The establishment of an effective physical barrier protecting the living organism from its surrounding environment is the key function of mammalian skin (Hoffjan and Stemmler, 2007). The transport of most substances across the stratum corneum (SC) takes place through the lipid bilayer, suggesting its essential role for the epidermal barrier function (Jungersted et al., 2008). The major SC lipids, ceramides, cholesterol and fatty acids have distinct roles in maintaining normal barrier functions (Elias and Menon, 1991
; Ishikawa et al., 2010
). Ceramides as well as cholesterol were shown to have an influence on (and are influenced by) the integrity of the SC, while free fatty acids play a major role in the lipid bilayer formation and pH maintenance (Baroni et al., 2012). We have identified Ctip2 as a key regulator of skin lipid metabolism, which plays an important role in establishment of epidermal permeability barrier (EPB) during development. Ablation of Ctip2 leads to altered lipid composition in the developing mouse epidermis, such as reduced ceramide at E17.5-P0, as well as increased sphingomyelins at E16.5–E18.5. Ctip2 regulate sphingolipid homeostasis in mouse embryonic skin by modulating the expression of several key enzymes involved in lipid metabolism. Here we demonstrate that transcription factor Ctip2 is recruited to the promoter regions of a subset of genes (elox3, Lass2 and Gba2) involved in the sphingolipid biosynthesis pathways and could directly regulate their expression (Figure S5
Skin barrier defects are caused not only by altered levels of protein(s) involved in keratinocytes terminal differentiation, cross-linking of cornified envelops (CEs), formation of intercellular junctions, but also by impaired formation and maintenance of skin lipid barrier (Furuse et al., 2002; Kirschner and Brandner, 2012). Previous studies have shown that Ctip2 regulate keratinocyte proliferation and late terminal differentiation in a cell-autonomous manner; the ultrastructural analyses of the epidermis have revealed defects in lipid disc formation, loosely packed corneocytes, as well as disorganized intercellular lamellar body membranes in Ctip2 null mice (Golonzhka et al., 2008
and unpublished data). In this study, we have focused on the role of Ctip2 in controlling epidermal lipid barrier by modulating lipid metabolism. Herein, we have applied a mass spectrometry method to systemically detect and profile ceramides, sphingomyelins, sphingosines and sphinganines simultaneously in murine epidermis. As a crucial member of stratum corneum lipids, there are few reports on profiling of skin sphingomyelins. Our present data confirm deregulated levels of both long chain and very long chain saturated and unsaturated ceramides in the mutant epidermis at different stages of skin development. Along the same line, overall levels of long chain and very long chain saturated and unsaturated sphingomyelins were significantly enhanced in the mutants at all stages analyzed. In the present study, we have specifically looked at ceramide [NS] containing nonhydroxy fatty acids (N) and sphingosines (S), but were unable to perform mass-spectrometry studies on other subclasses containing (N) and phytosphingosines (P)-[NP]; (N) and 6-hydroxy sphingosines (H)-[NH]; hydroxy fatty acids (A) and sphingosines (S)-[AS]; [AP]; [AH]; ester-linked fatty acids (E), hydroxy fatty acids (O) and (S)-[EOS]; [EOP] and [EOH], due to the lack of available deuterated ceramide internal standards for each subclasses. Additional analyses for the different subclasses will be performed in future using specific internal standard for each subclass.

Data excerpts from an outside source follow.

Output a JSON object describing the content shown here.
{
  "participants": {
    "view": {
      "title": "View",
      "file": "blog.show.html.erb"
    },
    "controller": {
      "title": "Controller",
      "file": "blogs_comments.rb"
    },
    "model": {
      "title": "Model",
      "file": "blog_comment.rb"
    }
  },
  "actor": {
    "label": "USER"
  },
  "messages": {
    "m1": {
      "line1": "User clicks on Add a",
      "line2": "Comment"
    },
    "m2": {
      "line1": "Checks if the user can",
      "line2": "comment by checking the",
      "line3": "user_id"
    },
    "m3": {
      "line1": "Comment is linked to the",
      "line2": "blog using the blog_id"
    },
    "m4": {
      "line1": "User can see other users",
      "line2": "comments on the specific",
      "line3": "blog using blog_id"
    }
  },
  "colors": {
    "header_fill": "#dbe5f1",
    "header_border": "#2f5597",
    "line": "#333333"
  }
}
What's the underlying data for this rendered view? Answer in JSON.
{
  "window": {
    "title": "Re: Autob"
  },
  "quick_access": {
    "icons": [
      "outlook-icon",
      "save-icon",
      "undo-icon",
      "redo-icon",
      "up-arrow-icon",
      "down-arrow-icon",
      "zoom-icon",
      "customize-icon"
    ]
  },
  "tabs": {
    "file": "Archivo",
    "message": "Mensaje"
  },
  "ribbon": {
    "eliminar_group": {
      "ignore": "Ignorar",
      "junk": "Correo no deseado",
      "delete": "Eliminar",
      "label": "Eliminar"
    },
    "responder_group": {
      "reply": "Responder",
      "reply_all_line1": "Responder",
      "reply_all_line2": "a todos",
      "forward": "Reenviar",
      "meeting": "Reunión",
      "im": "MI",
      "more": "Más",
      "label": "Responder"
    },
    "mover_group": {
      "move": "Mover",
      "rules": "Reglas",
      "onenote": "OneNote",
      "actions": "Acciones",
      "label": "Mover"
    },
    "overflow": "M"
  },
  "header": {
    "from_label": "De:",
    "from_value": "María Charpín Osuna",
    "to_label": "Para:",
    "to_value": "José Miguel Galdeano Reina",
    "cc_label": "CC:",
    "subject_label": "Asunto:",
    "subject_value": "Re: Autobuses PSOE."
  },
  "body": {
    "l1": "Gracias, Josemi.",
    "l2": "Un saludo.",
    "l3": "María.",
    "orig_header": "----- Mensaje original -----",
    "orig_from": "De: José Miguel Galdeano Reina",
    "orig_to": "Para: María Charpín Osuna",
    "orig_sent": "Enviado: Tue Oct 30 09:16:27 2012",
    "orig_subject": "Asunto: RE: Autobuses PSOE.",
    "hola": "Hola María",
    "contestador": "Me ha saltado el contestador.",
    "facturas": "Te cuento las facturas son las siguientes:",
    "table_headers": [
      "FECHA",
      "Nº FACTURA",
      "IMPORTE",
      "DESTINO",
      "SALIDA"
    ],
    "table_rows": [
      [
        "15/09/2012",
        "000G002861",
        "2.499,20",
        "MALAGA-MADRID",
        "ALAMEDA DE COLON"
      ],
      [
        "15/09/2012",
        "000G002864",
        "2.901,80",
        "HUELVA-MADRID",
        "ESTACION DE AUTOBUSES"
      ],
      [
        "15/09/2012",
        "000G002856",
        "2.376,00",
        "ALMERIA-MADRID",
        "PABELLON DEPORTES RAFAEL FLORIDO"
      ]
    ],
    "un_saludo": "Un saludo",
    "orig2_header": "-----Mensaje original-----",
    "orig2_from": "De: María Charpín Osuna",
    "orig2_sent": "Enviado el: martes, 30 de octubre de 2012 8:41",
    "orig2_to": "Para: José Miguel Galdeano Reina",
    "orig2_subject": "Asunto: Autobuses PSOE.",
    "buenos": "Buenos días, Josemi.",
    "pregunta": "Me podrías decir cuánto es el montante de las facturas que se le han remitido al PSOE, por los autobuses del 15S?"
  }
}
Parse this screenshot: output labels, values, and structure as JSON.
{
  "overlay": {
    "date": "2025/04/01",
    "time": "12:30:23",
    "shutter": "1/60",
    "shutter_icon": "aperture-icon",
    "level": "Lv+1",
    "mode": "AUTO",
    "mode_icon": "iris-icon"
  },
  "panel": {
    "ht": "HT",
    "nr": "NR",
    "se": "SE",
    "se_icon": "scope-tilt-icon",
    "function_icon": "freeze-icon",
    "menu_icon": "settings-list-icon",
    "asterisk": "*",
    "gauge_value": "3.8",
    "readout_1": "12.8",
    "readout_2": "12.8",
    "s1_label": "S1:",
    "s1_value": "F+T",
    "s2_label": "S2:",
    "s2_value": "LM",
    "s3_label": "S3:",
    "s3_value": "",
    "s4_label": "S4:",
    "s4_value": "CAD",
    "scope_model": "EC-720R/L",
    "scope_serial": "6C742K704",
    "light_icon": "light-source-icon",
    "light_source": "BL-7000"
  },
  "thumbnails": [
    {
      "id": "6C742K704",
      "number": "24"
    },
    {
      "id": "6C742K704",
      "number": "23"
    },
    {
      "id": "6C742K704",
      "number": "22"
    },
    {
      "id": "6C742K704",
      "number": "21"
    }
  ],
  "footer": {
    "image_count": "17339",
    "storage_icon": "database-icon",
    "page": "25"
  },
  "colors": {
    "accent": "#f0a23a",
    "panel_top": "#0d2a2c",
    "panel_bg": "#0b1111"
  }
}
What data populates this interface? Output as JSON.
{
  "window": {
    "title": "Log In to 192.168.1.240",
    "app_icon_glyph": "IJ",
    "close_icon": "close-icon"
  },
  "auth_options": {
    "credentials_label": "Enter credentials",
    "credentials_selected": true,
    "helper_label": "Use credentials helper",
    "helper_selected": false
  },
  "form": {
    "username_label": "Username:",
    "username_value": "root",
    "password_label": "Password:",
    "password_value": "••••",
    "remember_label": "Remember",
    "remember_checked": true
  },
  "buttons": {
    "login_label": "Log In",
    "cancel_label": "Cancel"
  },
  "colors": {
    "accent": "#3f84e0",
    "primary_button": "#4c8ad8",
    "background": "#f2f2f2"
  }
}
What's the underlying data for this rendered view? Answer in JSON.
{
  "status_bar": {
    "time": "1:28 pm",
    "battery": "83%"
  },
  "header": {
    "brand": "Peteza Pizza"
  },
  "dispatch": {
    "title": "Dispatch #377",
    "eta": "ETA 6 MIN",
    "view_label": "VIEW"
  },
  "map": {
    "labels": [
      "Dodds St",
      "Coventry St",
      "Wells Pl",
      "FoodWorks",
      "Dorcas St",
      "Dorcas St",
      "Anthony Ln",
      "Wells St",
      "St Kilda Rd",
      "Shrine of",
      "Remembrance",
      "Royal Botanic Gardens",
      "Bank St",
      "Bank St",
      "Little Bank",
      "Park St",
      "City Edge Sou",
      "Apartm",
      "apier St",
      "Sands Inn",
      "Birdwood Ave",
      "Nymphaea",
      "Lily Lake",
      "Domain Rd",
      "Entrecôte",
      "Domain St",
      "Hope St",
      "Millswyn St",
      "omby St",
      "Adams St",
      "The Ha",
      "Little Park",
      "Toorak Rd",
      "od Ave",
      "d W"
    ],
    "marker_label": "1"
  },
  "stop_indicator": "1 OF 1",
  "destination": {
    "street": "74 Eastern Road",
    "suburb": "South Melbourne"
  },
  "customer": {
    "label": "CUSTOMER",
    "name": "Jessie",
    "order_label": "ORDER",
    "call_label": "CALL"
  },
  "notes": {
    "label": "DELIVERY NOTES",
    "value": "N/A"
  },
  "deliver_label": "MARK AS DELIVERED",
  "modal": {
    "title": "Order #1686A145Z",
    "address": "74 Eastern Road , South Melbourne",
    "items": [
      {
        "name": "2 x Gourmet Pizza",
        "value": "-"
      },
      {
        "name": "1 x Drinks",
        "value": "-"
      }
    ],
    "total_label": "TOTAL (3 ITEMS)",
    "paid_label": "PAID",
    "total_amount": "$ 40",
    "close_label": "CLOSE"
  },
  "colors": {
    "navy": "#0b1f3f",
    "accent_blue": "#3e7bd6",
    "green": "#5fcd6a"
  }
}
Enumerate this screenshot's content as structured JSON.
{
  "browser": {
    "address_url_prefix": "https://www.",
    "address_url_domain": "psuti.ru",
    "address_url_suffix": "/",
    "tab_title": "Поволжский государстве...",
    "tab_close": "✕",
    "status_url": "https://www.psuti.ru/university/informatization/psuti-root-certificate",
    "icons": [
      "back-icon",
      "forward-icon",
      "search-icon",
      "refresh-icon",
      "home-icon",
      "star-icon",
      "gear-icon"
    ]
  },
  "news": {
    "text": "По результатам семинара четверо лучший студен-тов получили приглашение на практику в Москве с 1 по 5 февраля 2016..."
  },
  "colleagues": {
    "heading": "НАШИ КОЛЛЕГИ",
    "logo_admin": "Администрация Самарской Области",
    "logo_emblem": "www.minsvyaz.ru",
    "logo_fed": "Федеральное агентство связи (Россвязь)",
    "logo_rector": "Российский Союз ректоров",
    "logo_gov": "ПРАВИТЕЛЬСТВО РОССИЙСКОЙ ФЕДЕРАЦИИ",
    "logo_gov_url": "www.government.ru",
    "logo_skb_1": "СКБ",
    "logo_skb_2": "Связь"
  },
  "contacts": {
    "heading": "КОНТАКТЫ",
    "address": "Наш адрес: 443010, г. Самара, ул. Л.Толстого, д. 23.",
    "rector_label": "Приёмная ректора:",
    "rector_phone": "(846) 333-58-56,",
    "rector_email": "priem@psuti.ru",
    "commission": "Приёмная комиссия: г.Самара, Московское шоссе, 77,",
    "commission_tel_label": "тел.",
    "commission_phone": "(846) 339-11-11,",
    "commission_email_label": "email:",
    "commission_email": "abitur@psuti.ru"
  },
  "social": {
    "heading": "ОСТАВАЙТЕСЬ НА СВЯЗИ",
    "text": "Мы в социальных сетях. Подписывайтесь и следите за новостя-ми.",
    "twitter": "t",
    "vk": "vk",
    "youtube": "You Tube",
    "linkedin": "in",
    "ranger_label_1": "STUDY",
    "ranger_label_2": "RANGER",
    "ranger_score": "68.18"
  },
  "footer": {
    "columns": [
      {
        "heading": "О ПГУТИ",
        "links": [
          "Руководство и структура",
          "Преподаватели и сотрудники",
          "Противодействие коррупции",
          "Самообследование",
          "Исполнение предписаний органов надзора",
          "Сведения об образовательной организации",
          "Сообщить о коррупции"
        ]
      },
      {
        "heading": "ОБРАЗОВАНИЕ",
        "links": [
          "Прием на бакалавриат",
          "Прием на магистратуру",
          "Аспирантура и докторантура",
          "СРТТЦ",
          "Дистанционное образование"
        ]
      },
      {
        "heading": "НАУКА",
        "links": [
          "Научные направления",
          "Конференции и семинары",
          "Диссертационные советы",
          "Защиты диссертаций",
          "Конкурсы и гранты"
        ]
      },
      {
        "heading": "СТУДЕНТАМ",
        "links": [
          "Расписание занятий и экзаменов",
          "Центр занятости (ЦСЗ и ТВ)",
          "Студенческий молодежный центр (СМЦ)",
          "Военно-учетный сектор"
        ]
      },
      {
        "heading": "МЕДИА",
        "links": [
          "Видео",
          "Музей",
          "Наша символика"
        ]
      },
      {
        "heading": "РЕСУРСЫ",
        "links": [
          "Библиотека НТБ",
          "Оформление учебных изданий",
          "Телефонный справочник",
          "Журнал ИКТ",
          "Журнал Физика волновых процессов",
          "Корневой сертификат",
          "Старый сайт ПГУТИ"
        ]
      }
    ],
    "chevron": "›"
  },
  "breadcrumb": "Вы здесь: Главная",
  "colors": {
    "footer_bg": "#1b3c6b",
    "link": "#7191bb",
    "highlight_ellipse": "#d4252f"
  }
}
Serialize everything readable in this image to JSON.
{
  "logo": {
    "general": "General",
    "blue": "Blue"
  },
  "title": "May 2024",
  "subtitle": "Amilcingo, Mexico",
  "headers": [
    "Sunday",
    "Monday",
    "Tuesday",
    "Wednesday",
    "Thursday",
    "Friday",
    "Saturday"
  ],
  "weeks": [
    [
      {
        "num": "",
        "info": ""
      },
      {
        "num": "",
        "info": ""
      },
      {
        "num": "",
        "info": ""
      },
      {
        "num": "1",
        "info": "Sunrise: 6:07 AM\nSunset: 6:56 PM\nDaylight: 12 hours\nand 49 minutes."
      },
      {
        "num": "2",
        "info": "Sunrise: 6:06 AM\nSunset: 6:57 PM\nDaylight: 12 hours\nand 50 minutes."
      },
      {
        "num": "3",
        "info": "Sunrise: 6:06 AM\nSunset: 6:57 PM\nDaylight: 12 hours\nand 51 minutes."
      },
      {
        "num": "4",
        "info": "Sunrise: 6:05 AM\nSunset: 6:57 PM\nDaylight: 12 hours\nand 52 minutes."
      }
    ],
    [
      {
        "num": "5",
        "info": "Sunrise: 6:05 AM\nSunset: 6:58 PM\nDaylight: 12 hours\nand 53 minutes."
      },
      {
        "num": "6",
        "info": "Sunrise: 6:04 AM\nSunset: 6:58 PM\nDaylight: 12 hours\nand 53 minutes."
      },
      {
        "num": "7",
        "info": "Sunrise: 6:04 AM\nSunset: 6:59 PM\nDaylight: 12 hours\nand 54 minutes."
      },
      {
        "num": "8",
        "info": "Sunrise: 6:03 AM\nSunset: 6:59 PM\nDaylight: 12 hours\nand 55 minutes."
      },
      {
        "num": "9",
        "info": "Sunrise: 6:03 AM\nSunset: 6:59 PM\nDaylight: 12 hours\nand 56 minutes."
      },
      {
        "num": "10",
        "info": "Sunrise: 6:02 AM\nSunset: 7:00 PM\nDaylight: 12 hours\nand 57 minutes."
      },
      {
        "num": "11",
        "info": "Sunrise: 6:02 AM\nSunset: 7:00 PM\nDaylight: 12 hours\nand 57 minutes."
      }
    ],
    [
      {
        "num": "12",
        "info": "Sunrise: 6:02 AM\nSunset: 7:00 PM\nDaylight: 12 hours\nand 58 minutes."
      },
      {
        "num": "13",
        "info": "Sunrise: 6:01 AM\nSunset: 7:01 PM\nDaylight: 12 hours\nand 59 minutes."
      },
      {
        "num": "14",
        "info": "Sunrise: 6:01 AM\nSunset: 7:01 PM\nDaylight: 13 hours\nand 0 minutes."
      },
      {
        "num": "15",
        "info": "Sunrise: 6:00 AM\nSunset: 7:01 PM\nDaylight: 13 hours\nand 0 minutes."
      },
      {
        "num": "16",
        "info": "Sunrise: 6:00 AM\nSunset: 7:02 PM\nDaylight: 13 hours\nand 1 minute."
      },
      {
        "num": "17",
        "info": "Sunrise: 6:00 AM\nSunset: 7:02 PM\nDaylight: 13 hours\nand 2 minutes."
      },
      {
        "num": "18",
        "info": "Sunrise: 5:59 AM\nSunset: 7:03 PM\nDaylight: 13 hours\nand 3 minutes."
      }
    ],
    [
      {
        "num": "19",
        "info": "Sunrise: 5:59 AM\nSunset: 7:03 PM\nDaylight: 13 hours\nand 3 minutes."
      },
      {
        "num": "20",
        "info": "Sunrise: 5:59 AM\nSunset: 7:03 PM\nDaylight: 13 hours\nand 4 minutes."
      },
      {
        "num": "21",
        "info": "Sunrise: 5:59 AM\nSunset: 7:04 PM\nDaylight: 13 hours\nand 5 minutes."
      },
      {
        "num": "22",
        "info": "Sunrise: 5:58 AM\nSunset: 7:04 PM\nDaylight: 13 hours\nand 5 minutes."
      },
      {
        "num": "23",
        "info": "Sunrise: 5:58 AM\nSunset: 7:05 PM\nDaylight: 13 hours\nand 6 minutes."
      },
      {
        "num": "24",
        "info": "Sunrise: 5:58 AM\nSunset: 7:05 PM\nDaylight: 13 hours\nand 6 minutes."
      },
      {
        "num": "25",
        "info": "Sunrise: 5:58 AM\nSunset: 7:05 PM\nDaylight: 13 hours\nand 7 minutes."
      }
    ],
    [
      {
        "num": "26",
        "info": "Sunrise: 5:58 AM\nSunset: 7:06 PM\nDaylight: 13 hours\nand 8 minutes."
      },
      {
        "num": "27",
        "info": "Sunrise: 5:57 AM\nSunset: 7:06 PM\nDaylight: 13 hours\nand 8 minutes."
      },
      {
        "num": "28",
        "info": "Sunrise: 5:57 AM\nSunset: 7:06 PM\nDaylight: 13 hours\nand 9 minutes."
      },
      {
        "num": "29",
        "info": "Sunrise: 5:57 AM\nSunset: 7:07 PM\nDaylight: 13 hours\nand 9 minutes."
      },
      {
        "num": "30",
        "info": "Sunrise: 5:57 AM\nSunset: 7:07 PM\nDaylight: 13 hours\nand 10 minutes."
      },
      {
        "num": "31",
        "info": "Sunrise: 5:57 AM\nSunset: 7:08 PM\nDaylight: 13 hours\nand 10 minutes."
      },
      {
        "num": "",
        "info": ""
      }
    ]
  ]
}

Our results indicate that altered expression(s) of ceramide synthases 1-6 (Lass 1-6), sphingomyelinases (Smpd1 and Smpd2), glucosylceramide synthase (Ugcg) and that of acid beta-glucosidase (Gba2) at different developmental stages of Ctip2 null skin contribute to an overall decrease in the epidermal ceramide levels in the mutant embryonic skin. It was also shown that several ceramidases involved in ceramide metabolism (Asah2 and Acer1) are reduced in Ctip2−/−
skin. As ceramide biosynthesis is a complex process regulated by multiple pathways, it is still unclear that which pathway contributes most to the reduction of epidermal ceramide content in ablation of Ctip2. Lass 1-6 have been reported to be involved in UVB-induced apoptosis and their expression was increased after UVB irradiation in normal human keratinocytes, but reduced in aged skin (Uchida et al., 2003; Jensen et al., 2005). A recent study has reported that Lass3 mutant mice die after birth due to increased skin barrier defects, characterized by increased transepidermal water loss (TEWL), loss of ultra-long chain ceramides as well as non-functional cornified envelopes (Jennemann et al., 2011). Upregulation of Sgms2 and reduced expression of Smpd1 and Smpd2 in Ctip2−/−
mice may partially account for increased amount of sphingomyelins observed at later stages in the mutant skin (). Furthermore, loss of Gba2, whose expression is altered in the mutant epidermis, has been reported to lead to barrier defects in Gaucher’s disease patients (Holleran et al., 1994). Similarly, eLox3 as well as its substrate 12R
-LOX) are involved in the formation of oxidized ceramides in mouse epidermis; 12R-LOX deficient mice die shortly after birth due to severe barrier abnormalities with absence of protein-bound EOS ceramide (Zheng et al., 2011). Interestingly, we have reported earlier that eLox3 expression is downregulated in the Ctip2−/−
embryonic skin (Golonzhka et al., 2008
). Here we have furthered our studies and have shown that Ctip2 could directly regulate the expression of eLox3, Gba2 and Lass2 in mouse embryonic skin by recruitment to their promoter regions. Also, the catabolism and metabolism of sphingosines were both downregulated in Ctip2−/−
epidermis, which may explain the consistency of its amount between wildtype and null mice epidermis. Altogether, we have identified Ctip2 as a key regulator of several lipid metabolizing genes and hence epidermal sphingolipid biosynthesis during skin development.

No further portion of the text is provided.